"Nous avons le plaisir de vous informer que votre nouvelle, Surprise, a obtenu les félicitations du jury et vous adressons tous nos compliments."
Cette phrase est très agréable à lire
je mets ici la nouvelle concernée
SURPRISE
Il m’avait dit : attends-moi sur la plage de l’Océan à Barbâtre à quinze heures. J’y étais depuis une heure. Ayant loué un vélo je m’étais tout d’abord promenée aux alentours pour visiter un peu, arrêtée quelques minutes au moulin de la Plaine près de l’office de tourisme, puis j’avais emprunté la route de l’Océan. Je ne pouvais pas me perdre, c’était tout droit d’après les instructions de Gérard.
J’étais arrivée très tôt sur l’île le matin même. Il faisait une chaleur ! Je ruisselais sous les bras et mon tee-shirt en élasthanne vieux rose, me collait partout, une véritable horreur. Mais pourquoi n’avais-je pas pensé à prendre des chemisiers en coton ? En plus à cause de quelques kilos pris ces derniers temps, dus au stress sans doute, tous mes vêtements étaient devenus trop étroits. Seules deux robes auraient pu faire l’affaire mais elles étaient toutes les deux noires et surtout délavées.

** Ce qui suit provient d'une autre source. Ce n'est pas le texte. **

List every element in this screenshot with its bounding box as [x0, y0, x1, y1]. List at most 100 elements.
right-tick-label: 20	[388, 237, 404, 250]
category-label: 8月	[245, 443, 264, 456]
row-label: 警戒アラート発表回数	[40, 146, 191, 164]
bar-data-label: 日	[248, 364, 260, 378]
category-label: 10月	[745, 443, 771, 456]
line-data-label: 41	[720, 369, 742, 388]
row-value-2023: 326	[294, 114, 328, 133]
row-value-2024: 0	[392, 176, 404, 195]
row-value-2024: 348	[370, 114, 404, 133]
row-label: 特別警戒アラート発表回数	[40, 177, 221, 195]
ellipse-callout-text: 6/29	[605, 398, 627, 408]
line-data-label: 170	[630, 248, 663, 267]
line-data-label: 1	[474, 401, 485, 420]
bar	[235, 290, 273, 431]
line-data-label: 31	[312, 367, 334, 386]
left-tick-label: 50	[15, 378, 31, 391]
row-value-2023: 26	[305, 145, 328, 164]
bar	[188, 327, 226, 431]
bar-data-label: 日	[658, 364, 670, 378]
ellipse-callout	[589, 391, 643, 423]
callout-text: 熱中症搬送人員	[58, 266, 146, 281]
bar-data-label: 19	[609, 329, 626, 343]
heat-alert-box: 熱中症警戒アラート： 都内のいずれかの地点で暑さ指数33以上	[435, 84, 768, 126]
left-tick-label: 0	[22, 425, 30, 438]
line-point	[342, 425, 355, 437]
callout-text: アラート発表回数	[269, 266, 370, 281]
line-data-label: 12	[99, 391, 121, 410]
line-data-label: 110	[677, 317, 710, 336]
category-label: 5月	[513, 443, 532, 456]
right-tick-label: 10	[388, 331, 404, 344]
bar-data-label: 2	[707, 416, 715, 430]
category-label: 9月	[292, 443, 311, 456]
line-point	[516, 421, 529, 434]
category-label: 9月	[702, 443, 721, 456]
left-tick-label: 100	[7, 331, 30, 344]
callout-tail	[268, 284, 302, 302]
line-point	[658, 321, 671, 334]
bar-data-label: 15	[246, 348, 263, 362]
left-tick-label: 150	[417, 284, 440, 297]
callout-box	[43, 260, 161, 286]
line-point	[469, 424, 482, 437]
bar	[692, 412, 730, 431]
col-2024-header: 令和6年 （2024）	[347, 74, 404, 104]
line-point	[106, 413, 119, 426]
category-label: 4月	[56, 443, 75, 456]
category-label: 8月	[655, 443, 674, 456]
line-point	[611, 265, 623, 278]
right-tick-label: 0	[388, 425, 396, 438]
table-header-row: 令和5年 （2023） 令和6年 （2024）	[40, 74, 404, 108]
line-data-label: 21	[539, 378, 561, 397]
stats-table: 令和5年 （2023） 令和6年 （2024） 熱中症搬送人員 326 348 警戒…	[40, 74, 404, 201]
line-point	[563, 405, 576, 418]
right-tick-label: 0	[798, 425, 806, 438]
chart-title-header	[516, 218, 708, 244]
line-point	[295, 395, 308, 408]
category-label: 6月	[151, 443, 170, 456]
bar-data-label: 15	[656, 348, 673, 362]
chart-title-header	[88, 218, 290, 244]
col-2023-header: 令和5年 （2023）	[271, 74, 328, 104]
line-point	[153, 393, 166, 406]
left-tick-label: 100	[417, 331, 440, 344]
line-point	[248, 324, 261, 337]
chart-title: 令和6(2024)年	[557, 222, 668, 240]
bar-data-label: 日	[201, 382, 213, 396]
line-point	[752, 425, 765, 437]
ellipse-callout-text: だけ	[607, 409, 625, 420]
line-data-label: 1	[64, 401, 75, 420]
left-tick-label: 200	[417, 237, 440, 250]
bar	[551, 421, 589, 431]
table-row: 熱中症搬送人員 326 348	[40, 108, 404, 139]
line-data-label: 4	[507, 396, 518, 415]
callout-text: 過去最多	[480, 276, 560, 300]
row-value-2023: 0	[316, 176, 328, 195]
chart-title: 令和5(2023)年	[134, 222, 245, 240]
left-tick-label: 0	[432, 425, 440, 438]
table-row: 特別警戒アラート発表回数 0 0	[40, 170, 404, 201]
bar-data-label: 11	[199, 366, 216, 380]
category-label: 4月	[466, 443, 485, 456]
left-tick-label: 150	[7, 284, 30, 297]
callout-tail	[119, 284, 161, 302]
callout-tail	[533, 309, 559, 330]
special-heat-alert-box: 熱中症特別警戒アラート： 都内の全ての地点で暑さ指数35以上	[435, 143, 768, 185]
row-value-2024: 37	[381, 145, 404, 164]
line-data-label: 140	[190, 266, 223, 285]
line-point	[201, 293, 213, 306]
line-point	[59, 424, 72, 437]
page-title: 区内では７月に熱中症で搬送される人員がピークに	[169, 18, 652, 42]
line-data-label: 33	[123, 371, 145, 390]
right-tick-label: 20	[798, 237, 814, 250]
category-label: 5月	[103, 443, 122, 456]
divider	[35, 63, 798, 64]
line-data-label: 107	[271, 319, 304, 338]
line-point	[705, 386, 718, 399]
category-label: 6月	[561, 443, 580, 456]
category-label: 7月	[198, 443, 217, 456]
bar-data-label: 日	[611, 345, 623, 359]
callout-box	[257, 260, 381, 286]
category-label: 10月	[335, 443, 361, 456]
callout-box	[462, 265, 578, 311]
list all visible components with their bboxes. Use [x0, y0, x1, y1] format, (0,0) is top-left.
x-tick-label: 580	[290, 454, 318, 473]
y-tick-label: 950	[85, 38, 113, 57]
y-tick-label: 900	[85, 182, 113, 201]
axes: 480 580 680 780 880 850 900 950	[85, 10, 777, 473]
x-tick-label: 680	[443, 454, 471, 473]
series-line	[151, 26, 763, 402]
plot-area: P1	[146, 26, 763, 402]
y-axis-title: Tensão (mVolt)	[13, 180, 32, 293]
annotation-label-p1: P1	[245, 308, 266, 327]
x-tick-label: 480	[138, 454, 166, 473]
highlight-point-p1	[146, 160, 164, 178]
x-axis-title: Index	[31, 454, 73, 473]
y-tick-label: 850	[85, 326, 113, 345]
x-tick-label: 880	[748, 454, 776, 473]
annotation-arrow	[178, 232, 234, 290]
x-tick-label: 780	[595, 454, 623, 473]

Je ne réalisais pas que dans une heure je verrais enfin l’homme de tes rêves. Je connaissais tout de lui. Depuis deux mois qu’il était rentré en France après un long séjour en Allemagne pour ses affaires, m’avait –il dit sans vouloir s’étendre sur le sujet, nous ne nous quittions plus. Bien sûr nous dialoguions par SMS ou par mail mais on se disait tout. Je connaissais son âge, sa taille, la couleur de ses cheveux, tout absolument tout. Il ne nous manquait plus qu’une rencontre « en vrai ». Il faut que je précise que c’était en 2001 et les caméras, les « Skype » n’existaient pas ou étaient très peu utilisés par les novices en informatique que nous étions. Franchement je n’avais qu’une hâte : le voir enfin, le toucher, l’embrasser aussi bien sûr.
J’étais certaine d’avoir eu le coup de foudre pour lui, tout ce qu’il me racontait me plaisait : ses voyages professionnels qu’il gardait mystérieux, ses mots si tendres, si doux qui me faisaient fondre, les livres que nous lisions afin d’en discuter ensuite.
Il m’avait demandé de ne jamais l’appeler car il n’était pas souvent disponible et ne voulait pas qu’un collègue soit au courant de notre relation. Moi de mon côté, mes parents n’étaient pas tendres en ce qui concernait mes conquêtes masculines. Il fallait qu’ils connaissent mes petits amis et surtout qu’ils me donnent leur avis. Alors ce fut un mystère de plus entre nous et cela nous amusait.
Mais quand il m’apprit un jour qu’il rentrait sur le continent, je fus bouleversée. Adorable, il avait même ajouté : je suis sûr que je ne serai pas déçu et que je te reconnaitrai dans une foule tellement je suis amoureux de toi.
Je souriais de bonheur en lisant ces lignes. Ses longs mails me fascinaient. De savoir que j’allais le voir enfin, je ne tenais plus en place. Je passais du rire à l’angoisse : et si je ne lui plaisais pas, et s’il était déçu?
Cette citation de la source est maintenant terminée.